NAL: When I read your description of how you first met this man, Leonel Gómez Vides, I was completely shocked at how courageous and open-minded you were just to say yes to him. I was wondering what you think accounted for this decision.
CF: Well, you know, during that previous summer I felt really ignorant of Central America. And the people who were gathering every day to talk about politics and literature at Claribel’s house were very intriguing and compelling, and they had fled murderous military regimes in Argentina and Chile, Uruguay, Paraguay. I was very curious. I wanted to do something. I didn't want to just be a passive North American. And also, like many young people today, I wanted to do some good in the world. I wanted to join the Peace Corps, and I'd never done that. I had all sorts of ideas about what I might do with my life. And this was a moment when someone was actually opening a door, and presenting an opportunity to me. I knew that if I didn't walk through that door, if I said no, I could never really view myself the same way again. I could never tell myself I'd never had the chance. So for me, it was something I just had to say yes to.
NAL: It must have been difficult to relive so much of what you write about in this book. It's jarring to read so many descriptions of death and decay and violence all around. What made you decide to publish this book now?
CF: Well, it took me a long time to even begin writing it. I left El Salvador in March 1980. I did go back at the end of the war and several times since then, but I didn't begin my memoir until 2003—twenty-three years later. It took me that long to mature and to process my experience. I had written a few poems, as you know, about that time, but nothing else. I had to process it. I had to mature. I had to think about it and have some distance on it. And also during those early years, I was traveling around the U.S., giving poetry readings and talking about El Salvador and trying to help build a sentiment toward anti-intervention in Central America and toward sanctuary and toward witness for peace.
When I finally began writing, it took me fifteen years. I always wondered, will I ever finish this and are these events receding and far in the past? Will they still matter? To my surprise, at the moment when the book was finally published, we had the situation of the refugees fleeing the horrors and the dangers of Central America for our borders, and seeking refuge.
And so once again the story has become important to us—only this time, in another way. And so I was hoping to write a story that would allow young readers in particular, but really anyone, to go through the journey that I went through, to take that journey with me, and somehow come to understand how my activism was born and how my consciousness was formed, and also learn something about what these people are running away from, what the refugees are fleeing. Because of course people don’t just pick up their children in their arms and grab a rucksack with a few possessions and run thousands of miles through a desert. They don’t do that. They don't leave their homes unless what they’re running from is more frightening than anything they can imagine in their future.

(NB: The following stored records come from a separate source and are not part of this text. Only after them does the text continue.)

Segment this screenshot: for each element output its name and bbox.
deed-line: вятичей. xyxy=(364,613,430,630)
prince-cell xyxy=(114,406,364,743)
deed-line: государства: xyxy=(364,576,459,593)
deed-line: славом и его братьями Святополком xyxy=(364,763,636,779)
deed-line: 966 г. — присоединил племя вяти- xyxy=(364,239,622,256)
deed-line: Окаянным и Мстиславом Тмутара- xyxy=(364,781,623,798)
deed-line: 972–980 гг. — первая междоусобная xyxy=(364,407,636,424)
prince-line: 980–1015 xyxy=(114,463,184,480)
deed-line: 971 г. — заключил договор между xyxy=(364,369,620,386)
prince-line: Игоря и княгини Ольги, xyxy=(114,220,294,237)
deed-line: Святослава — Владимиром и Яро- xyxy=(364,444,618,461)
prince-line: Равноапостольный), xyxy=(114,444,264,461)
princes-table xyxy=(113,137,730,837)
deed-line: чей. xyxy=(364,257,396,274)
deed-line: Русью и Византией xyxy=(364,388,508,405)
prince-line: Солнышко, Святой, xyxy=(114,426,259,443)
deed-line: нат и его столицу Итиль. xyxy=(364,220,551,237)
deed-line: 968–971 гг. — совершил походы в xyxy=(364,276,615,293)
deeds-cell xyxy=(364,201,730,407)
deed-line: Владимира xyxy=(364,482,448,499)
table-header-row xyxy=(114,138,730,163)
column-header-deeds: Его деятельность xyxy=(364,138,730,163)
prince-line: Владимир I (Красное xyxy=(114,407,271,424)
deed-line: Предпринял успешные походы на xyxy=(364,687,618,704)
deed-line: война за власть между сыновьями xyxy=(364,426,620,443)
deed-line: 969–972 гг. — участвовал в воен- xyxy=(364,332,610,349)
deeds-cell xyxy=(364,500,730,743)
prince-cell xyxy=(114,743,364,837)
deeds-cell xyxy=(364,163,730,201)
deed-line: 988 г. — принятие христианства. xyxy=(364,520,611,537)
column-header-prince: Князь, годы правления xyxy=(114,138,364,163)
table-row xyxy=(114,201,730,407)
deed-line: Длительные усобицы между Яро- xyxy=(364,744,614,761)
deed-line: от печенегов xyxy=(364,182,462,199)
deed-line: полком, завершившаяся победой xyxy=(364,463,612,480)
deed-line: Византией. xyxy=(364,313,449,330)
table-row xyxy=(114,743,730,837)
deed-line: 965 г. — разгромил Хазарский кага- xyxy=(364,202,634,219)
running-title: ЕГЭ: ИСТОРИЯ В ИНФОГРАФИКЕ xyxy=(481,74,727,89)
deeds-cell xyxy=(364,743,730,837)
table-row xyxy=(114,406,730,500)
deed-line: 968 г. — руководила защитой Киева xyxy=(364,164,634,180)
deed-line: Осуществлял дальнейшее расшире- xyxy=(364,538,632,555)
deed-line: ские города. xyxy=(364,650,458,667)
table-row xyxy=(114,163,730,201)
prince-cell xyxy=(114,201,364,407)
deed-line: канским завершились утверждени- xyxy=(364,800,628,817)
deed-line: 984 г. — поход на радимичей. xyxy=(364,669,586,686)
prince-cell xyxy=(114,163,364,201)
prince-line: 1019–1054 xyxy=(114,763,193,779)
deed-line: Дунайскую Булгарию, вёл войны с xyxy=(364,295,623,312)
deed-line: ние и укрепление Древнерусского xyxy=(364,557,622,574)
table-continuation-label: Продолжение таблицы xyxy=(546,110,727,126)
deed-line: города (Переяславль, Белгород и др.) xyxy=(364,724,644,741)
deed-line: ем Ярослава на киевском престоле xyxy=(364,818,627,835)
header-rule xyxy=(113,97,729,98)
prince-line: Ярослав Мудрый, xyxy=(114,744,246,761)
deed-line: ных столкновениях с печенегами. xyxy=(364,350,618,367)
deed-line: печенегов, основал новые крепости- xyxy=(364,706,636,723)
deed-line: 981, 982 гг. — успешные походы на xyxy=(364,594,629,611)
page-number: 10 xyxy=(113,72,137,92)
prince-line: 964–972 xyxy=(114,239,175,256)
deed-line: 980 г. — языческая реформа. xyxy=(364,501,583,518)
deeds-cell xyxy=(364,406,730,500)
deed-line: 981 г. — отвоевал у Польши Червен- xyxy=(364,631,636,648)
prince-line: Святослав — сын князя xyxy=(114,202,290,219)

NAL: You write in one passage that you would “never again feel the fear that [you] felt in those days, even in other countries at war.” And that there was “a special quality to the fear” that you experienced in El Salvador. Could you say more about this?
CF: Well, for one thing I would say that it was a fear that everyone felt. It was a fear that was in the air, it permeated life, it was the ground of our being, really. Because the time when I was there we refer to now as the “time of the death squads.” The war had actually begun, but it wasn't being called that yet. And at that time it was a war of terror against the civilian population—in the cities as well as in the countryside.
You know, the death squads were everywhere. They were apprehending people, people were disappearing. They were killing people. At the time I was there, I would say at its height, they were killing a thousand people a month in the capital city alone. So the quality of the fear was that you never knew. You couldn’t sleep, because most people were abducted or taken from their places of residence in the middle of the night. Or you’d be grabbed from the street. So if you were walking somewhere, or driving somewhere, or just in your room at night...anything could happen to you at any moment. So it wasn’t like being in a war where you’re either in an area where the fighting is occurring or you’re not.
The population of El Salvador was being preyed upon by squads of killers, who not only killed people, but killed them slowly and brutally and engaged in mutilation. It was very, very difficult. I never lived again in an atmosphere where every moment of daily life was permeated with fear.